Une quelconque collaboration avec l’évêque, Dom Carlos Navarro, devint difficile à partir du moment où, dans la presse de Rio de Janeiro et de Sao Paulo, le conseiller juridique de l’évêque répandit dans tout le Brésil que les prêtres de Campos, de connivence avec l’ancien évêque, s’étaient montré malhonnêtes dans des négociations foncières frauduleuses du diocèse. Toute collaboration fut aussi impossible lorsque Monseigneur Carlos Navarro s’engagea à éliminer la Messe Tridentine et commença à imposer à Campos des mesures qui supprimèrent le sacré et créèrent une atmosphère profane dans la Maison de dieu. Dans de telles conditions, je ne pouvais en conscience donner mon soutien.
De telles mesures nous entraînent en outre dans la même vaste crise que Paul VI appelait l’auto-démolition de l’Eglise, et qui provoque la substitution de l’Eglise traditionnelle par une autre « fondée sur la psychologie et sur la sociologie ». (Acta Apostolicae Sedis AAS 63, P. 69).

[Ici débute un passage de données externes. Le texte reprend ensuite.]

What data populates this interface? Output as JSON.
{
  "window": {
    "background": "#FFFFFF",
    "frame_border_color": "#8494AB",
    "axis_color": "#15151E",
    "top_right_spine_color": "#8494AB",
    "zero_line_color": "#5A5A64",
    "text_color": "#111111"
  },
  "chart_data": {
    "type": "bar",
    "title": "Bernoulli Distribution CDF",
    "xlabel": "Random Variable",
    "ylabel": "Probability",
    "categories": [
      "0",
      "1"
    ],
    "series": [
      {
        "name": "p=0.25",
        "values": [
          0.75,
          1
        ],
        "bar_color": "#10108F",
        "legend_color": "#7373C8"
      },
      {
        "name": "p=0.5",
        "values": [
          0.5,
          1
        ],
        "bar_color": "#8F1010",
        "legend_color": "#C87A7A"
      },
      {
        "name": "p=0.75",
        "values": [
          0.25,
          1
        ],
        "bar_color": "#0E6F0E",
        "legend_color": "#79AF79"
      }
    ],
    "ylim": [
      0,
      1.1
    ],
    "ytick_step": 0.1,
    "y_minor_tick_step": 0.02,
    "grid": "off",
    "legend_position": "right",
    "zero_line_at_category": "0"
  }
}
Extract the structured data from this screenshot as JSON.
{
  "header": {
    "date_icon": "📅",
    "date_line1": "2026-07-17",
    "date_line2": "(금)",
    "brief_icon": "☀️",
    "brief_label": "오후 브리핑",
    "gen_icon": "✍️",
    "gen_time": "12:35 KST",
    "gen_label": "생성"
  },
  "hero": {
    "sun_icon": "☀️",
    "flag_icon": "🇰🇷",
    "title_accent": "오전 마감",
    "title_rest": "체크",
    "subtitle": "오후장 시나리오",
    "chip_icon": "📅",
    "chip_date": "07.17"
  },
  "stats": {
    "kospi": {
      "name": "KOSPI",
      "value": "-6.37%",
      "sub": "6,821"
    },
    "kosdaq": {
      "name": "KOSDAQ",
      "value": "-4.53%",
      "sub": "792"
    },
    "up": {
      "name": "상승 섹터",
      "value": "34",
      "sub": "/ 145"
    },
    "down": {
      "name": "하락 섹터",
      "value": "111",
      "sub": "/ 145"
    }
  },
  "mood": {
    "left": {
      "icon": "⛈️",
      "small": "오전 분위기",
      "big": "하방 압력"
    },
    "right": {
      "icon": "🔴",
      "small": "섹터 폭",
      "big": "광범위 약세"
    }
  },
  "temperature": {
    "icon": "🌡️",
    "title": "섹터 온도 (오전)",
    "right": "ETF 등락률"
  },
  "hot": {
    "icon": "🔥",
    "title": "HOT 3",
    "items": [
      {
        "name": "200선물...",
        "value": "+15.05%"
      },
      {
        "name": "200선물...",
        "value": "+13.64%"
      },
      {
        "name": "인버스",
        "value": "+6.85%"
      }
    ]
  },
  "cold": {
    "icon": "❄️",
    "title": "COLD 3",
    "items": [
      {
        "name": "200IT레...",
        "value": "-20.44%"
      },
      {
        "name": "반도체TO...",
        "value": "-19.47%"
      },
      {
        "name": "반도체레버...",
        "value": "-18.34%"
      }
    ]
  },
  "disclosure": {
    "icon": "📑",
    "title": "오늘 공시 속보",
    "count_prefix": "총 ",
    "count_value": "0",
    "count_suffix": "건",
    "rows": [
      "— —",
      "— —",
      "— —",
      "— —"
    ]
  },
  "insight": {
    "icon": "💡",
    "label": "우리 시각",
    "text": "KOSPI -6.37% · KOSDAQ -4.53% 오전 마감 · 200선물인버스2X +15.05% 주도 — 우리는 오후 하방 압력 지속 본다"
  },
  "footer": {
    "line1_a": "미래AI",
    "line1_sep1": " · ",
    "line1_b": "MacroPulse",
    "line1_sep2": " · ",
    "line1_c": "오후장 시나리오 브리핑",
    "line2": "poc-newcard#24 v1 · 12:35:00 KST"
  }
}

Maintenant que je me suis ouvert à Votre Sainteté avec une franchise filiale, je demande à votre bonté de m’autoriser à dire avec beaucoup de respect et de vénération que l’œcuménisme, tel qu’il est mentionné par Votre Sainteté dans de nombreux documents fondés sur le second Concile de Vatican, s’oppose au dogme de Foi selon lequel hors de l’Eglise « nullus omnino salvatur » (Quatrième Concile de Latran, DS 802). Et qu’il constitue la négation de cet enseignement « ex professo » donné par Pie XI dans l’encyclique « Mortalium Animos » de janvier 1926 (AAS 20, p 5ff). De même, cette idée d’œcuménisme vient heurter la Doctrine Catholique de la Liberté Religieuse, exigée comme un droit naturel des hommes dans l’expression de leurs croyances, quelques qu’elles puisent être, même s’il n’en existe aucune comme cela arrive avec les athées (cf. AAS 58, p. 931). En ce sens, il est affirmé que le Saint Esprit utilise aussi les professions de Foi des non-Catholiques pour diriger les hommes vers leur salut éternel, ce qui annule la nécessité de l’Eglise Catholique comme unique moyen de salut.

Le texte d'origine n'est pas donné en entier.